If you are a first time home buyer, the time has never been better to explore financing. With subprime loans gone in the market, many first time buyers are left with questions about what is the best option for them. While FHA/VA mortgages haven't been as popular in recent years because of the perceived amount of bureaucracy associated with obtaining a loan guaranteed by a government entity such as the HUD, new legislation is in the works to help make them more consumer-friendly.

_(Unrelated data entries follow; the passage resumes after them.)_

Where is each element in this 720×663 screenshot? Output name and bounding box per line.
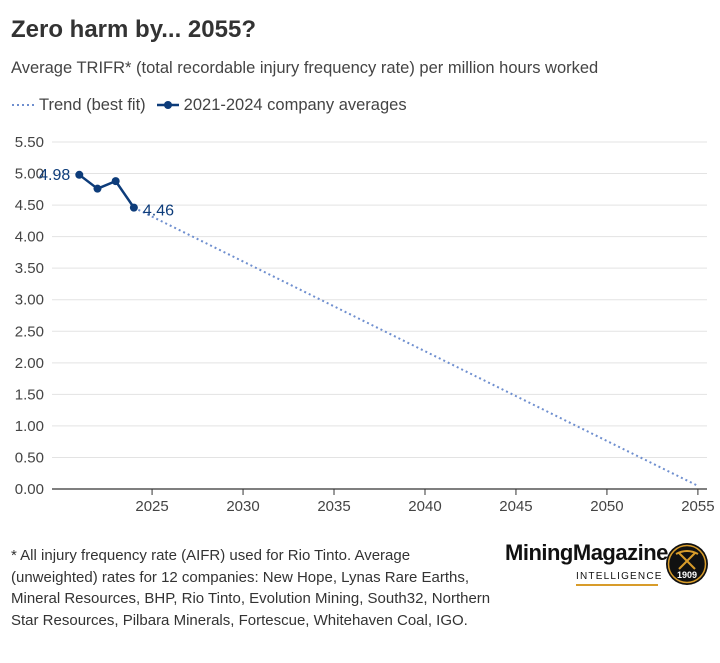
- data-point: [111, 177, 120, 186]
- y-tick-label: 4.00: [15, 229, 44, 246]
- legend-averages-swatch: [156, 101, 179, 109]
- y-tick-label: 5.50: [15, 134, 44, 151]
- y-tick-label: 0.50: [15, 449, 44, 466]
- data-point: [93, 184, 102, 193]
- x-tick-label: 2045: [499, 498, 532, 515]
- y-tick-label: 2.50: [15, 323, 44, 340]
- y-tick-label: 2.00: [15, 355, 44, 372]
- data-label: 4.46: [143, 203, 174, 220]
- legend-trend-swatch: [12, 104, 34, 106]
- y-tick-label: 3.00: [15, 292, 44, 309]
- chart-legend: Trend (best fit) 2021-2024 company avera…: [11, 95, 407, 115]
- logo-wordmark: MiningMagazine: [505, 540, 668, 565]
- legend-averages-label: 2021-2024 company averages: [183, 95, 407, 114]
- line-chart: 0.00 0.50 1.00 1.50 2.00 2.50 3.00 3.50 4.00 4.50…: [15, 134, 715, 515]
- data-label: 4.98: [39, 167, 70, 184]
- data-point: [75, 170, 84, 179]
- trend-line: [133, 206, 699, 487]
- chart-footnote: * All injury frequency rate (AIFR) used …: [11, 547, 491, 629]
- legend-item-averages: 2021-2024 company averages: [156, 96, 407, 115]
- x-tick-label: 2050: [590, 498, 623, 515]
- chart-subtitle: Average TRIFR* (total recordable injury …: [11, 59, 599, 77]
- y-tick-label: 0.00: [15, 481, 44, 498]
- x-tick-label: 2040: [408, 498, 441, 515]
- y-tick-label: 4.50: [15, 197, 44, 214]
- x-tick-label: 2030: [226, 498, 259, 515]
- y-tick-label: 1.50: [15, 386, 44, 403]
- y-tick-label: 5.00: [15, 166, 44, 183]
- y-tick-label: 1.00: [15, 418, 44, 435]
- chart-title: Zero harm by... 2055?: [11, 16, 256, 43]
- data-point: [129, 203, 138, 212]
- crossed-pickaxes-icon: 1909: [666, 543, 708, 585]
- logo-subtitle: INTELLIGENCE: [576, 571, 663, 582]
- logo-rule: [576, 584, 658, 586]
- legend-trend-label: Trend (best fit): [39, 95, 146, 114]
- x-tick-label: 2035: [317, 498, 350, 515]
- legend-item-trend: Trend (best fit): [11, 96, 146, 115]
- averages-line: [78, 173, 135, 209]
- mining-magazine-logo: MiningMagazine INTELLIGENCE 1909: [505, 540, 710, 590]
- x-tick-label: 2055: [681, 498, 714, 515]
- y-tick-label: 3.50: [15, 260, 44, 277]
- logo-badge-year: 1909: [677, 570, 697, 580]
- x-tick-label: 2025: [135, 498, 168, 515]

First time home buyers represent a large share of the lending market and they receive a lot of attention. Many do not have established credit histories or a lot of money to put down for a down payment (because they are usually fresh out of college or still early in their careers). Currently, there are some mortgages that require no down payment to obtain financing and have different loan limits in each county. Apply now to obtain more information about the limits and down payment requirements in the Houston, TX area. We are your answer for your home mortgage.
Credit score - One of the primary market benefits of a FHA/VA loan has always been that credit scores were not a factor. A borrower with great credit scores could definitely have their loan approved more easily, but someone with some credit problems could still get approved - provided they had a well documented common sense explanation for their credit problems and could show that the problem had been resolved. In spite of not relying on credit scores, FHA/VA foreclosure rates went down while conventional mortgage foreclosure numbers went up in spite of their almost excessive reliance on credit scores. The FHA/VA underwriter will evaluate the entire credit profile to determine the borrower’s likelihood of repayment. Past credit issues may be overlooked if new credit has been re-established. Also, other compensating factors may apply. Generally a credit score of 580 is needed for automated approval and a few banks will underwrite a file with scores as low as 540.
Bankruptcy okay – Chapter 7 bankruptcies are allowed if discharged over 2 years ago (or 1 year with extenuating circumstances). Chapter 13 bankruptcies are allowed with a minimum of 1 year of on time plan repayment and trustee approval.
Little or No Money Needed - FHA loans allow the seller to pay up to 6% of the sales price toward the closing costs. In addition, Congress has for the time being eliminated Down Payment Assistance programs. There is a movement in the legislature to reinstate these community programs. You can however receive a gift from a family member for the down payment. Give your loan officer a call to find up to date guidelines concerning down payment assistance.
Housing History – FHA does not require a rental or other housing history if it is not available.
Non-occupying co-borrower allowed – FHA allows a non-occupying relative to co-sign the mortgage. The non-occupant’s income and assets can be used for qualification purposes. This is generally used for parents to help their children buy a home. The name for this is the “kiddy condo loan”
Property types - 1-4 unit, condos, town homes, modular homes, and manufactured homes.
No cash reserves required – Unlike most conventional loans, FHA does not require you to have cash reserves on 1-2 unit properties. A borrowers profile is graded on an FHA score card. The FHA score card takes into consideration income, assets, job tenure, debt to income ratio’s and credit scores. Having reserves can help strengthen the overall credit profile.
Fixed Rate Purchase When purchasing a home, an FHA loan is often the right choice. This is especially true if any of the following are true:
• You are buying a 3-4 unit property
• You have less than stellar credit
• You need a cosigner
• You want a low, stable rate
• Your credit score is under 740
FHA fixed rate loans are the most popular programs for FHA financing. Unlike an adjustable rate mortgage, your payment will stay the same for the duration of the loan. Since FHA loans require only a 3% down payment, and allow the seller to pay up to 6% of the purchase price towards the closing costs, you can often buy a home with as little as 2% since your Earnest Money can be applied to your funds to close. Keep in mind you still have to show the bank you have the 3% for the down payment.